Nous avons fait le choix d'un format mixte :

- 1 journée de Formation et 
- 1/2 journée d'Atelier afin que les participants puissent venir tester les méthodes avec leur propre corpus.

Cette formation s’adresse à toute personne confrontée par la manipulation de données textuelles (données d’enquête, archives, chaînes de caractères scrapées, etc.) intéressée par une analyse quantitative exploratoire du contenu. L’avantage d’une implémentation dans R, réside dans la possibilité de reproduire des analyses disponibles dans des logiciels historiques de la statistique textuelle souvent payants (Alceste, module d’analyse lexical de SPAD) ou dans les possibilités de répétabilité, d’automatisation d’opérations existantes dans d’autres logiciels d’analyse textuelle (cas de TXM).

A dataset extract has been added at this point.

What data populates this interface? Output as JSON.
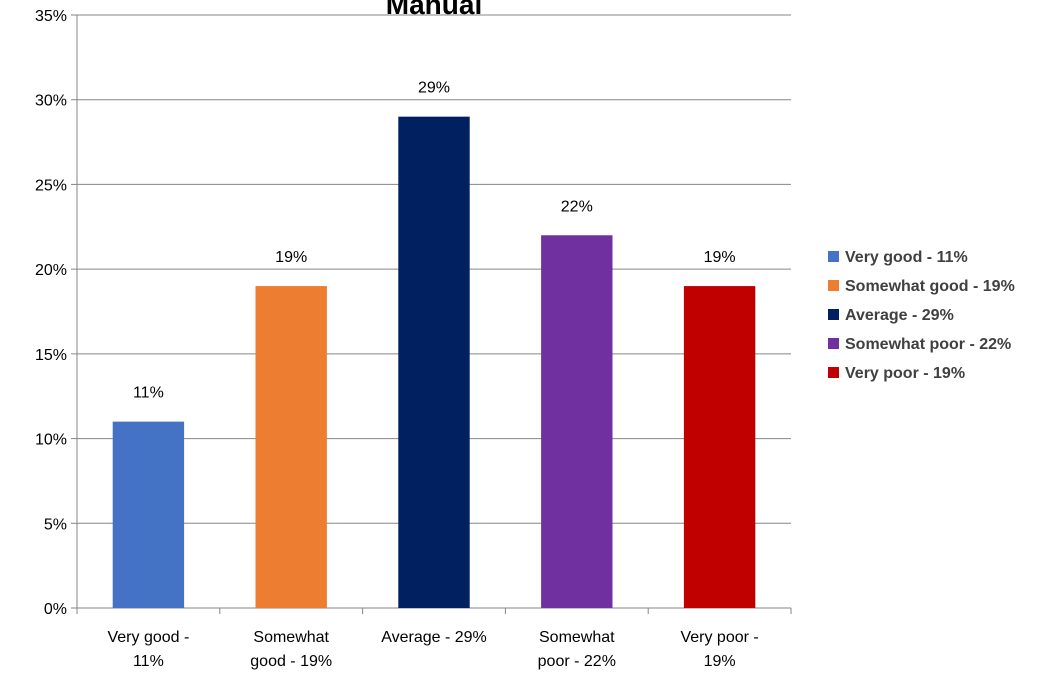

Pour une application en sciences sociales le contenu des textes sera analysé relativement à leur contexte de production (différences lexicales entre sources, auteurs, périodes, par exemple).

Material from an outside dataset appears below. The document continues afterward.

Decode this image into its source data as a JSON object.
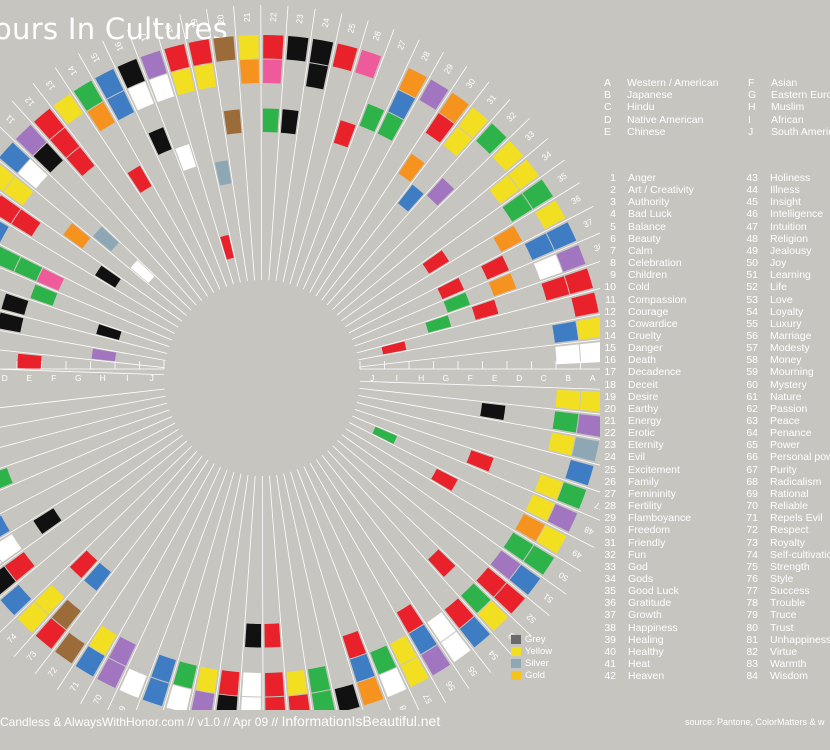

Des rappels théoriques et des applications sur des corpus d’exemple seront proposées sur les méthodes suivantes :

- La transformation de textes (chaînes de caractères) en tableau (tableau lexical entier : TLE),
- Donc la modélisation du tableau de données (définition des unités de contexte et des unités lexicales, sélection des termes et autres formes de « nettoyage » des données textuelles),
- L’analyse du lexique et du concordancier,
- L’analyse du vocabulaire spécifique entre des sous-corpus (construction de tableaux lexicaux agrégés – TLA et test du chi2),
- L’analyse des correspondances (AFC) appliquée à un TLA,
- L’analyse des cooccurrences et des segments répétés,
- Selon le temps disponible : méthodes de classification de texte (CAH et/ou CDH de Reinert – méthode historiquement utilisée dans Alceste et Iramutec – via le package rainette – Barnier, 2023).

# Historique des formations

- 5 et 6 février 2024 au Havre (initiation), [Etienne Toureille](https://umr-idees.fr/laboratoire/annuaire/etienne-toureille), créateur de la formation initiale

# Citation

[@Toureille2024]

With :

reyman commented 6 months ago

Some more insight, i found the problem, this is linked to url into bib file :

Generate an error :

@article{Toureille2024,
  title={Introduction à la Statistique Textuelle avec R},
  author={Toureille Etienne},
  journal={Cahier Idées},
  year={2024},
  publisher={UMR IDEES},
  url = {\url{https://doi.org/10.21577/0103-5053.20190253}}
}

Without url, don't generate an error :

@article{Toureille2024,
  title={Introduction à la Statistique Textuelle avec R},
  author={Toureille Etienne},
  journal={Cahier Idées},
  year={2024},
  publisher={UMR IDEES},
}
shyamd commented 6 months ago

There's two things going on here:

  1. This is definitely a bug. mkdocs-bibtex should be properly dealing with the escapes and it's not.
  2. Even if it did work, you wouldn't get what you wanted. The returned bibliography from the internal styling will properly use URLs from the bibtex, but with your bib entry it will show up as:
    [^1]: Toureille Etienne. Introduction à la statistique textuelle avec r. *Cahier Idées*, 2024. URL: [\\url\{https://doi.org/10.21577/0103\-5053.20190253\}](\url{https://doi.org/10.21577/0103-5053.20190253}).

    This won't get you the clickable URL you want.

The workaround is to use something like this in your bib file:

url = {https://doi.org/10.21577/0103-5053.20190253}

This should yield properly rendered URLs in your markdown.

On a related note, cite_style isn't an option. If you provide a CSL style file to csl_file, mkdocs-bibtex will then use Pandoc. Otherwise it uses a very simplistic style format.